Daily Meditations

Mary the Contemplative (Part III)

FROM DARKNESS TO LIGHT

Mary like any Christian contemplative had to learn to walk by faith. We can believe that the great faith she needed to give her fiat to the message of the angel had been prepared by series of acts of faith developed throughout Mary’s life as she contemplated God’s message unfolding in her life before the Annunciation. We see her deep spirit of contemplative faith when we examine Lk 1:37, “For nothing is impossible to God” with the faith that was required of Abraham and Sarah (Gn 18:14). Mary had to walk all her lifetime by the same dark faith that St. Paul describes as a part of Abraham’s surrender to God’s promise (Rm 4:17-21). It was in a hope against all appearances that Abraham believed in God’s promise to make him the father of many nations.

Mary becomes the mother of the faithful and the prototype of the Church and of each individual Christian by her virginal faith and total surrender to the Holy Spirit operating within her from the first moment of her existence.

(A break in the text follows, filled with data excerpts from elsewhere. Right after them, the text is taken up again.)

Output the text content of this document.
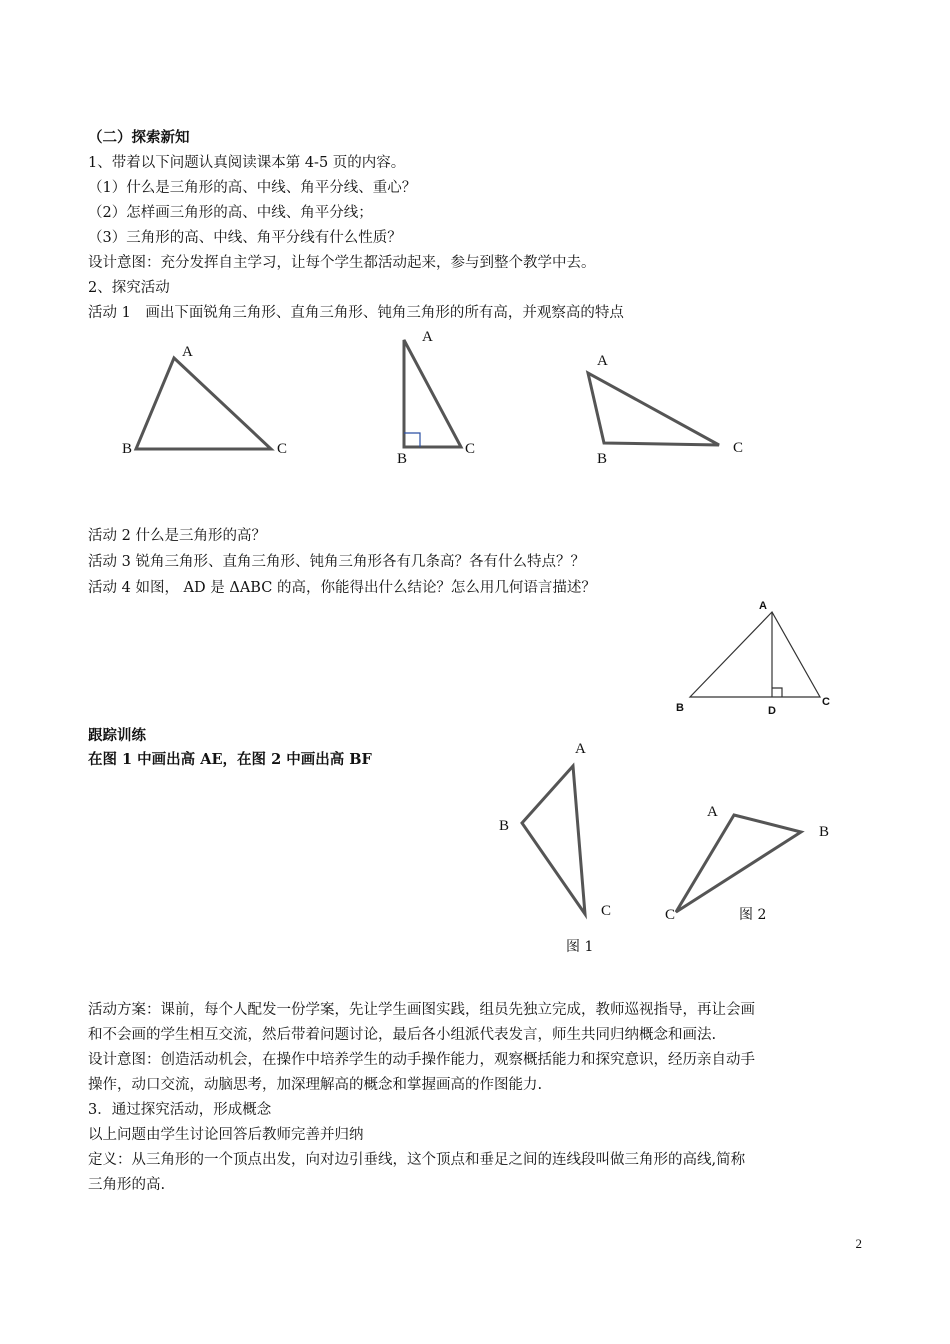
（二）探索新知
1、带着以下问题认真阅读课本第 4-5 页的内容。
（1）什么是三角形的高、中线、角平分线、重心？
（2）怎样画三角形的高、中线、角平分线；
（3）三角形的高、中线、角平分线有什么性质？
设计意图：充分发挥自主学习，让每个学生都活动起来，参与到整个教学中去。
2、探究活动
活动 1　画出下面锐角三角形、直角三角形、钝角三角形的所有高，并观察高的特点
A
B	C
A
B
C
A
B
C
活动 2 什么是三角形的高？
活动 3 锐角三角形、直角三角形、钝角三角形各有几条高？各有什么特点？？
活动 4 如图， AD 是 ΔABC 的高，你能得出什么结论？怎么用几何语言描述？
A
B	C
D
跟踪训练
在图 1 中画出高 AE，在图 2 中画出高 BF
A
B
C
图 1
A
B
C	图 2
活动方案：课前，每个人配发一份学案，先让学生画图实践，组员先独立完成，教师巡视指导，再让会画
和不会画的学生相互交流，然后带着问题讨论，最后各小组派代表发言，师生共同归纳概念和画法.
设计意图：创造活动机会，在操作中培养学生的动手操作能力，观察概括能力和探究意识，经历亲自动手
操作，动口交流，动脑思考，加深理解高的概念和掌握画高的作图能力.
3．通过探究活动，形成概念
以上问题由学生讨论回答后教师完善并归纳
定义：从三角形的一个顶点出发，向对边引垂线，这个顶点和垂足之间的连线段叫做三角形的高线,简称
三角形的高.
2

And this surrender in faith to cooperate with the Holy Spirit is done through her personal acts. Mary is not a puppet. Nor is she one who begins to be the faithful handmaid of the Lord only at the time of the Annunciation. She evolved at each moment of her life as she contemplated God working in her life. “In an utterly singular way she cooperated by her obedience, faith, hope and burning charity in the Savior’s work of restoring supernatural life to souls. For this reason she is a mother to us in the order of grace.”

 

MARY – THE SIGN OF CHRISTIANITY

But Mary stands as the sign of the distinct quality of the Christian Church, holding out to each human individual a synthesis of the perfect human being. She is the ”place” where God’s transcendence and immanence meet. She opens her whole being in silent contemplation of the awesome, majestic God and she hungers and thirsts to receive of His fullness. She embraces, womb like, God’s gift of Himself. She yields to His love by a return of love that proves itself by complete, docile obedience to Him. “Behold, the handmaid of the Lord. Be it done to me according to thy word” (Lk 1:38).

Mary as virgin is the archetype of the integrated human being. In her contemplation of God’s supremacy, she experiences her creaturely poverty. She chastely desires to give her total being back to God. In complete obedience to God’s wishes, she opens herself as virginal earth to God’s fertility. She receives the divine Seed which God the Sower casts into her. Meister Eckhart, the fourteenth-century Rhenish Dominican mystic, expressed this archetypal symbol of woman found in all human beings in these bold words:

“For man to become fruitful, he must become a woman. Woman! That is the most noble word that can be addressed to the soul, and it is far nobler than virgin. That man should conceive God within himself is good and in this predisposition he is a virgin. But that God should become fruitful in him is better. For to become fruitful through the gift received is to be grateful for the gift. And then the intellect becomes a woman in its gratitude that conceives anew.”

The symbol of woman suggests a movement inward, toward creating life. The peak of womanhood touches our human transcendence and excellence and becomes the best in us when woman stands for one who completely and totally accepts life from the Other, unites in loving service to that new life as now a sign of her communion with the Beloved.